Author’s note: This article is part of a series published in SeAMK eJournal about cutting-edge technologies (Artificial Intelligence, Big Data, Robotics, and Internet of Things) that will revolutionize the healthcare in the near future.


In an ideal application of Artificial Intelligence (AI) system in healthcare the origin and finish must be in the clinical side. Therefore, the action framework should be established in a closed loop where the workflow starts with a clinical need or activity and ends with the use of the system’s outcomes by a healthcare professional (see Figure 1). Therefore, an optimal adoption of AI in the healthcare considers a integrative decision support approach, where the system can actively request clinically relevant information (image, genetic or other structured data) or gather the data from EHR (unstructured data), process it through AI algorithms (Machine Learning or Natural Language Processing) to show the results to clinicians, and if needed write them into EHRs automatically.

Figure 1: The framework for generating, processing and analysis clinical data using a healthcare AI algorithm [1]

AI solutions that employ algorithms like classical Machine Learning (ML), Deep Learning (DL), natural language processing (NLP) provide their outcomes by processing different data structure. Thus, structured data allows to infer a distinct target attribute (e.g. outcome of a given disease) by supervised learning models applied to other patient’s input features. Conversely, unsupervised learning is employed over unstructured data to extract underlying features from the original source like laboratory reports, operative notes or discharge summaries. However, there are cases, mostly used in healthcare, named semi-supervised learning where unsupervised learning is applied to identify features needed in next supervised learning stages to obtain a compulsory outcomes.

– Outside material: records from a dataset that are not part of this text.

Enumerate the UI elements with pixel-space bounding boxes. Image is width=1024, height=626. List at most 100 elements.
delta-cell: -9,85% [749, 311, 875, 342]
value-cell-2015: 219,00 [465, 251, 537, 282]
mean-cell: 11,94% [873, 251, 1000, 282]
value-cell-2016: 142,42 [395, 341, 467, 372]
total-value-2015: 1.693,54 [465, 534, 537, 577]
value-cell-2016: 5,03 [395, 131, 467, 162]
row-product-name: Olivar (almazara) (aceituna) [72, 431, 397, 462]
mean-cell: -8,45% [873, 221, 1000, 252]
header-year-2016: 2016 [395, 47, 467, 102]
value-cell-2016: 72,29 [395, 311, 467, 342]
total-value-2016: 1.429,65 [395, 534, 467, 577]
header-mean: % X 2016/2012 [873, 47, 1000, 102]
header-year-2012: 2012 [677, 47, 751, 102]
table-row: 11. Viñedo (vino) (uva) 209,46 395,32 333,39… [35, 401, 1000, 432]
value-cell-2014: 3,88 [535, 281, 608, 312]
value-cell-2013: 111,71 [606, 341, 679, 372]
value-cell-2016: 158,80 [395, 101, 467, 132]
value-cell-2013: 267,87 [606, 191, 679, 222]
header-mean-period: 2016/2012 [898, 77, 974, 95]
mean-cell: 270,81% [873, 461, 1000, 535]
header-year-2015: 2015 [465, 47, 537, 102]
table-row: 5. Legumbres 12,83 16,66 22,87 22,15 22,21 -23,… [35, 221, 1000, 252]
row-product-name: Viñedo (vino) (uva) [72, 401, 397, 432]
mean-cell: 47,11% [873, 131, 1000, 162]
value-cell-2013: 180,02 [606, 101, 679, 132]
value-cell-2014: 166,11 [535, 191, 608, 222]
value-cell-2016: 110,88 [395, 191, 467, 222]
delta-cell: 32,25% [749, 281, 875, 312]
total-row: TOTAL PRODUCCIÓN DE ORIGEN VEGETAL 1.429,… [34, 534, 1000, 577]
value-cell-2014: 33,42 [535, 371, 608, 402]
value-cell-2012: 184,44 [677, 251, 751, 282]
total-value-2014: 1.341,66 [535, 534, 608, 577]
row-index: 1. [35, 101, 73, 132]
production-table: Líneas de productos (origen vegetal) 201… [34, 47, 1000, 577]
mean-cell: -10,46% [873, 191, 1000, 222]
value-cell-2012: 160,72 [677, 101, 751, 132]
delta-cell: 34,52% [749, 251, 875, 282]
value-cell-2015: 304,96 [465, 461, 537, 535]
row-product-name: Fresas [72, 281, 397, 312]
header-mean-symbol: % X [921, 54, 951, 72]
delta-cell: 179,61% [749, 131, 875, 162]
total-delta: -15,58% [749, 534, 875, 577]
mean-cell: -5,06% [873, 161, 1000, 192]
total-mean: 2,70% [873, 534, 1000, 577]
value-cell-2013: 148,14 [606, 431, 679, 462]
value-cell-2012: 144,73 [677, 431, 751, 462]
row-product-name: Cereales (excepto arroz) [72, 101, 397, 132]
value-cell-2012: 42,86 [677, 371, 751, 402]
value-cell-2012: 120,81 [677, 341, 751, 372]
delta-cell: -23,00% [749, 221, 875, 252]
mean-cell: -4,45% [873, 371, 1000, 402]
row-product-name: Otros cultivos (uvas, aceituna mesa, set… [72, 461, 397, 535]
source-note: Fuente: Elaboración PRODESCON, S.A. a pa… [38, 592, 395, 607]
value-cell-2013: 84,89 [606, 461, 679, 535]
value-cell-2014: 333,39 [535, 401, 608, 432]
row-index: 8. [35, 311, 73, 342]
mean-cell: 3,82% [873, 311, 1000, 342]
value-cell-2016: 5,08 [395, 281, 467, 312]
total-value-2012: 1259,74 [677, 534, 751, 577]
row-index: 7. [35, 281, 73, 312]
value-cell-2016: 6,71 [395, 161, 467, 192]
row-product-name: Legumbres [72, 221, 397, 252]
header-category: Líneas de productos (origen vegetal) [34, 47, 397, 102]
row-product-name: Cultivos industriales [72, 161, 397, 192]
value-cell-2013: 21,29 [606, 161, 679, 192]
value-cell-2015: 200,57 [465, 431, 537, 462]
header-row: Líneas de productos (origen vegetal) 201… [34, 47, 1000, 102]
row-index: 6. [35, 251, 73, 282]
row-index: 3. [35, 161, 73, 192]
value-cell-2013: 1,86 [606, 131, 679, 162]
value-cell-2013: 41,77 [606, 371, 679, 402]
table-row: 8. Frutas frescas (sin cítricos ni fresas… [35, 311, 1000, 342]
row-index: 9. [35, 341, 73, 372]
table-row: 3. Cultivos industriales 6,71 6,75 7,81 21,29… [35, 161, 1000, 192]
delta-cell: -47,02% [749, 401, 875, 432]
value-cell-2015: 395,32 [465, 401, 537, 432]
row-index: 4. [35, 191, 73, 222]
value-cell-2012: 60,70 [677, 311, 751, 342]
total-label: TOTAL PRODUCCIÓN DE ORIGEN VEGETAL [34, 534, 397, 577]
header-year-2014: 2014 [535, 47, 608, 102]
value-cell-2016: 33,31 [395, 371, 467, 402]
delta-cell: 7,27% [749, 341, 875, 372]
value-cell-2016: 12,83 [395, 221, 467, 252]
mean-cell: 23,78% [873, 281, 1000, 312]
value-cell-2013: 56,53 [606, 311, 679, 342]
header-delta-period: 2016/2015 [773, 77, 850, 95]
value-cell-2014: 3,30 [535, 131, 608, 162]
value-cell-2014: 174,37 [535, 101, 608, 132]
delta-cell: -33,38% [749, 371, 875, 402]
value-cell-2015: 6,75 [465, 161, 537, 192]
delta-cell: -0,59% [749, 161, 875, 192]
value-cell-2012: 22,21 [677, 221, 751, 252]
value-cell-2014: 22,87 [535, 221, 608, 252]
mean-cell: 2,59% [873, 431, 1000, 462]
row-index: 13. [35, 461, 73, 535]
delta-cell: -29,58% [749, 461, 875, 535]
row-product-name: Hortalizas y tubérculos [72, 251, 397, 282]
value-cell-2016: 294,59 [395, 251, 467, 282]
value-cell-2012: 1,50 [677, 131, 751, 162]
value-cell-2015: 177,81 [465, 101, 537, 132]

Advantages that AI could bring to healthcare are numerous: enhanced disease detection, personalized medicine, optimization of existing resources, bringing clinical expertise to remote regions, managing time and saving costs. However, real-world clinical implementation of AI has not yet become a reality since there are points to be considered like confidentiality, access authorization and tracking, integrity and availability of patient data; appropriate infrastructure and interoperability of health information systems; and data standards or regulatory frameworks. Moreover, lack of interpretability as well as self-learning bias in the results are other factor that affect the integration in clinical workflow since AI technologies need to be transparent and robust to justify a specific diagnosis, treatment recommendation, or outcome prediction. Thus, not only the healthcare workforce should be educated about AI and understand both its benefits and limitations, but also collaborate interdisciplinary with programmers to ensure the algorithms correspond with the goals of clinicians providing patient care.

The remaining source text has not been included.